Simon lowered his hands and followed the woman into the lounge. Like the decking, it was done in teakwood with upholstered couches, printed drapes and wall-to-wall carpeting. It had a bar, a stereo and even a small metal fireplace with electric lights flickering on the logs. It would have seemed like a real home-from-home if the woman had put down the gun.

“I think you really want to shoot me,” Simon said, “but you can’t shoot evidence. I’m not the only one who knows it was Tony who died instead of Barney Amling. He got blood all over my jacket. It’s not Barney’s blood group. It is Tony’s.”

She put the gun down on the bar. “I don’t know what you’re talking about,” she said.

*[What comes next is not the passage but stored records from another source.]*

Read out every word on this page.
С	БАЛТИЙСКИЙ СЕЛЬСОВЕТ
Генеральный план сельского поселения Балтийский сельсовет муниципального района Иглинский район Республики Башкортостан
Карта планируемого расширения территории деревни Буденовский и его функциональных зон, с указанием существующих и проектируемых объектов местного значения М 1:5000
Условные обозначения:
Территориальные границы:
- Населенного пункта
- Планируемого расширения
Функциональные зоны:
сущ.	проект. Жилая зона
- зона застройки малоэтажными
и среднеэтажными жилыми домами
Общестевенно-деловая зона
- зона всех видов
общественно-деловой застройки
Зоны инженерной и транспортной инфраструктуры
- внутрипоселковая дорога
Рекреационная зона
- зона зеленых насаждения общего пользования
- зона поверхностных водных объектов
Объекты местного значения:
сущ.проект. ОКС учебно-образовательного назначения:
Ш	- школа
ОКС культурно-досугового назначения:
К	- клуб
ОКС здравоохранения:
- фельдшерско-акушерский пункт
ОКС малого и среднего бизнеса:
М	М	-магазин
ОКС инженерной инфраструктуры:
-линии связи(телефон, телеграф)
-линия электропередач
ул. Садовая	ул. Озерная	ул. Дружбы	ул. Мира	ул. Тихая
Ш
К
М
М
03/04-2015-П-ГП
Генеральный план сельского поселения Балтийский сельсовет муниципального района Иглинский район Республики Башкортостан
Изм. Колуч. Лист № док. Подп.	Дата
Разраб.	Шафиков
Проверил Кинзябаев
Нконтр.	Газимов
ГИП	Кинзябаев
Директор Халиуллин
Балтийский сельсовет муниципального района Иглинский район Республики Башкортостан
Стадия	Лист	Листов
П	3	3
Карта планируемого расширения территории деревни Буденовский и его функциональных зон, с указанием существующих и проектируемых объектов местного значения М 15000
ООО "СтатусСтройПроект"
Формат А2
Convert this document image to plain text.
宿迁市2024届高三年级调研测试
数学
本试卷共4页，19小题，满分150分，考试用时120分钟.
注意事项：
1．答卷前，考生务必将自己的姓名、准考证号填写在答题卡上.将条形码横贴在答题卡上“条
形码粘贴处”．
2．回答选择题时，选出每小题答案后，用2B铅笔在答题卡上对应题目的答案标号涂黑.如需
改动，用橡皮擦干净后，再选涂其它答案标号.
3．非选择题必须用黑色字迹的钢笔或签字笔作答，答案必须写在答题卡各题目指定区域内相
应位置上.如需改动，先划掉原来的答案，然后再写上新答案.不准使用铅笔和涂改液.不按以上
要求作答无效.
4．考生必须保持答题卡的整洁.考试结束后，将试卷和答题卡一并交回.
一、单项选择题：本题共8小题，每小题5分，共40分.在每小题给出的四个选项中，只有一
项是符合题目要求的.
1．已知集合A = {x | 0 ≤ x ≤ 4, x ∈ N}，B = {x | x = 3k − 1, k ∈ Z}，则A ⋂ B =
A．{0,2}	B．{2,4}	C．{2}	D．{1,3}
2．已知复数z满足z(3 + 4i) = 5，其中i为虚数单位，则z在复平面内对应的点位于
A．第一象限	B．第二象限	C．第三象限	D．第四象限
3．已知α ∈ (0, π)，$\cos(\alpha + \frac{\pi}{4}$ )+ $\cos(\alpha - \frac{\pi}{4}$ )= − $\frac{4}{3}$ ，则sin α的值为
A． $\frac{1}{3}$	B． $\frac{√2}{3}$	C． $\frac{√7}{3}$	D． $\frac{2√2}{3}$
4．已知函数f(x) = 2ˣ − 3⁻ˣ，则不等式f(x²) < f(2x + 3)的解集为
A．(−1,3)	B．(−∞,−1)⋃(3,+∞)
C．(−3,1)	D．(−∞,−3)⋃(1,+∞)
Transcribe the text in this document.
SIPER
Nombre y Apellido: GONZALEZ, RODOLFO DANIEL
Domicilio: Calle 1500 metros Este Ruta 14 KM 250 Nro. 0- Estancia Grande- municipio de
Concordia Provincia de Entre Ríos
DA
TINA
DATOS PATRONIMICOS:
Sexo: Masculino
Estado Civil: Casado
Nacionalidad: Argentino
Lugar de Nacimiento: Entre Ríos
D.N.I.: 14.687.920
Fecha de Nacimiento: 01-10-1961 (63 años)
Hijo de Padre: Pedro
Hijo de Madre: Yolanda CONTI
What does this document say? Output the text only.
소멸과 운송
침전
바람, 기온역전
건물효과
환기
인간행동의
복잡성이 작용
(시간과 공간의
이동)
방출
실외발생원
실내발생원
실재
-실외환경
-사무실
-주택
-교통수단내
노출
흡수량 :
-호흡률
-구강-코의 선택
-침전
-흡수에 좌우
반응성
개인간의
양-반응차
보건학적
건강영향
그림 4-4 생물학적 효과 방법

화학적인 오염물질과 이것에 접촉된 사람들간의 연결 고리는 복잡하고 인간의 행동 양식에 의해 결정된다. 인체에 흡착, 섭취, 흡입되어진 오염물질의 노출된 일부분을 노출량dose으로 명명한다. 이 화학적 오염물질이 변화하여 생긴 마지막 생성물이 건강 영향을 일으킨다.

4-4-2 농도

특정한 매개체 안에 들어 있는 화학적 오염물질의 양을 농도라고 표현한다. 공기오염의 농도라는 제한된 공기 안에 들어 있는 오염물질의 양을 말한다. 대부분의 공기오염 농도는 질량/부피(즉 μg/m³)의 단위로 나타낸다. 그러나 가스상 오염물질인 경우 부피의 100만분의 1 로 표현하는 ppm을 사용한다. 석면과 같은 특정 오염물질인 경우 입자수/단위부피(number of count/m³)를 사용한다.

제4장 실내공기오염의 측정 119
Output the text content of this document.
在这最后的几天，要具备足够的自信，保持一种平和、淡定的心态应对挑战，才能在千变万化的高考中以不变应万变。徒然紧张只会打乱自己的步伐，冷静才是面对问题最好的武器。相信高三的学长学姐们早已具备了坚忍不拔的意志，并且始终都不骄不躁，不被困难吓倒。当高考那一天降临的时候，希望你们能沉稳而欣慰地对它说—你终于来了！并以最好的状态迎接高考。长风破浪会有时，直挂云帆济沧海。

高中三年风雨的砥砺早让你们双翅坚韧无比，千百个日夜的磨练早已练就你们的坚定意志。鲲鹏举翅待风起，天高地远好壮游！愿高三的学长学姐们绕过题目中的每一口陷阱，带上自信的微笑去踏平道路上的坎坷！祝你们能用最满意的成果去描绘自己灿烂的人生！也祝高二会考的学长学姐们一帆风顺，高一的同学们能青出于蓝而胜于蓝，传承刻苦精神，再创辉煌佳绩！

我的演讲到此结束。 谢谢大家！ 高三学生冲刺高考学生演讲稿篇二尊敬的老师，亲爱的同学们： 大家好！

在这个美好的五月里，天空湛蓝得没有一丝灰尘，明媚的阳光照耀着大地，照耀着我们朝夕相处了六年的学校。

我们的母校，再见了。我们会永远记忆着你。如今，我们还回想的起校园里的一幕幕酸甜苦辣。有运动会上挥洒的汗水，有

“Murder,” Simon answered. “Tony yelled something when he was bleeding on me. ‘They’re going to kill me,’ he said. Who are ‘they’, Miss Castle? Did you set up your own kin for early disposal if the ruse went sour?”

She muttered a few words that belonged in the category of her original profession but it was bravado. Inside she was crumbling. He hit her with another question before she could recover.

“Where is Barney Amling?”

“Dead,” she said.

“I just told you that he didn’t die in Buenos Aires. Listen to me when I tell you things, Verna Castle, because you’re in big trouble. I know you took Barney to the Laurelwood Sanatorium twelve years ago. There’s a nurse still working there who can identify the woman who signed in as Mrs Joseph Carnes. I know that he came in with a concussion. When I know the full story about that, I’ll probably know why you get such preferential interest rates from Pacific Guaranty. When did you first meet Barney Amling?”

“This isn’t a courtroom, Drake,” she said.

“Never mind. I’ll find out. That famous Love Chalet you operated was just the kind of place a hot-shot grid star might go for a fraternity romp. Was his name in your mysterious unpublished file? He was promising material. He turned pro’ and made big money until his accident. By that time he was married to a girl whose father had the contacts to get him started on an even more successful career. I think Barney was the kind of material you would have kept under scrutiny.”